Given the same amount and temperature of tap water, wouldn’t an 800W water kettle take twice the time but the same amount of power to boil the water as does a 1600W kettle
To answer your question directly, yes... and at the same time, no.
Yes: The same amount of energy is required to heat a fixed quantity of water from one particular temperature to a second higher particular temperature no matter whether the energy is applied at an 800W/second rate or a 1600W/second rate, so the 800W kettle requires the same amount of power as a 1600W kettle, at 1/2 the rate, expended over twice the time.
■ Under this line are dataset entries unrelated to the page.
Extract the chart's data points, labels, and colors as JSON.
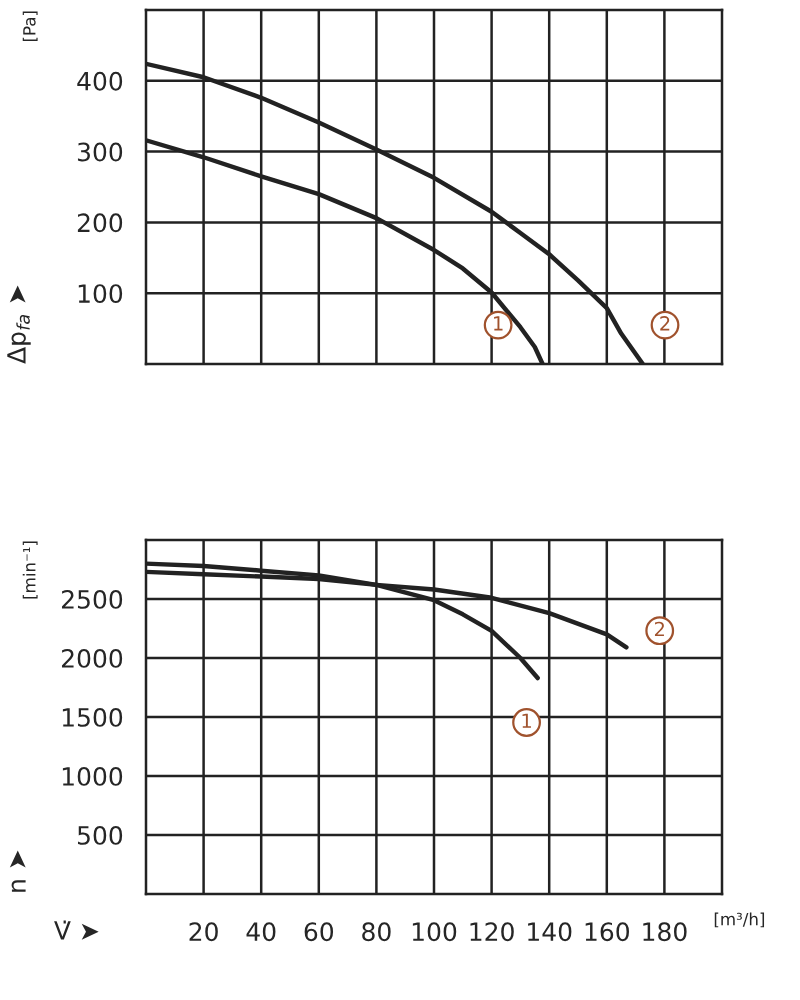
{
  "chart_data": [
    {
      "type": "line",
      "ylabel": "Δp$_{fa}$ ➤",
      "annotations": [
        "[Pa]"
      ],
      "xlim": [
        0,
        200
      ],
      "xticks": [
        20,
        40,
        60,
        80,
        100,
        120,
        140,
        160,
        180
      ],
      "ylim": [
        0,
        500
      ],
      "yticks": [
        100,
        200,
        300,
        400
      ],
      "tick_labels": "y",
      "grid": true,
      "marker": "none",
      "line_style": "solid",
      "series": [
        {
          "name": "1",
          "color": "#222222",
          "x": [
            0,
            20,
            40,
            60,
            80,
            100,
            110,
            120,
            130,
            135,
            137.7
          ],
          "values": [
            316,
            292,
            265,
            240,
            206,
            161,
            135,
            101,
            52,
            24,
            0
          ]
        },
        {
          "name": "2",
          "color": "#222222",
          "x": [
            0,
            20,
            40,
            60,
            80,
            100,
            120,
            130,
            140,
            150,
            160,
            165,
            172.5
          ],
          "values": [
            424,
            405,
            376,
            341,
            303,
            263,
            215,
            185,
            155,
            118,
            79,
            43,
            0
          ]
        }
      ]
    },
    {
      "type": "line",
      "xlabel": "V̇ ➤",
      "ylabel": "n ➤",
      "annotations": [
        "[min⁻¹]",
        "[m³/h]"
      ],
      "xlim": [
        0,
        200
      ],
      "xticks": [
        20,
        40,
        60,
        80,
        100,
        120,
        140,
        160,
        180
      ],
      "ylim": [
        0,
        3000
      ],
      "yticks": [
        500,
        1000,
        1500,
        2000,
        2500
      ],
      "grid": true,
      "marker": "none",
      "line_style": "solid",
      "series": [
        {
          "name": "1",
          "color": "#222222",
          "x": [
            0,
            20,
            40,
            60,
            80,
            100,
            110,
            120,
            130,
            136
          ],
          "values": [
            2800,
            2780,
            2740,
            2700,
            2620,
            2490,
            2370,
            2230,
            2000,
            1830
          ]
        },
        {
          "name": "2",
          "color": "#222222",
          "x": [
            0,
            20,
            40,
            60,
            80,
            100,
            120,
            140,
            160,
            166.8
          ],
          "values": [
            2730,
            2710,
            2690,
            2670,
            2620,
            2580,
            2510,
            2380,
            2200,
            2090
          ]
        }
      ]
    }
  ]
}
Theoretically, in an ideal world.
No: In the case of an electric water kettle drawing power from a lead acid battery storage system, given the same physical wiring, battery storage, etc., a higher current draw results in more losses in the system delivering the power to the kettle that heats the water than a lower current draw. The biggest practical loss may be the one mentioned by john61ct,
Peukert's law. Simply put, the usable energy storage capacity of lead acid batteries depends on the discharge rate; higher discharge rates lower the usable energy storage capacity. So using the 800W kettle to heat the water reduces the usable energy stored in a lead acid battery system by less than using the 1600W kettle (but takes twice as long). Practically, in the real world.
Assuming, of course, that the rate of loss of heat energy from the system during the heating period isn't high enough to make a significant difference over the increased time required. I.e., that both the 800W kettle and 1600W kettle have decent insulative qualities and/or that the quantity of water is small enough that the desired increase in temperature can be achieved in a relative short period of time.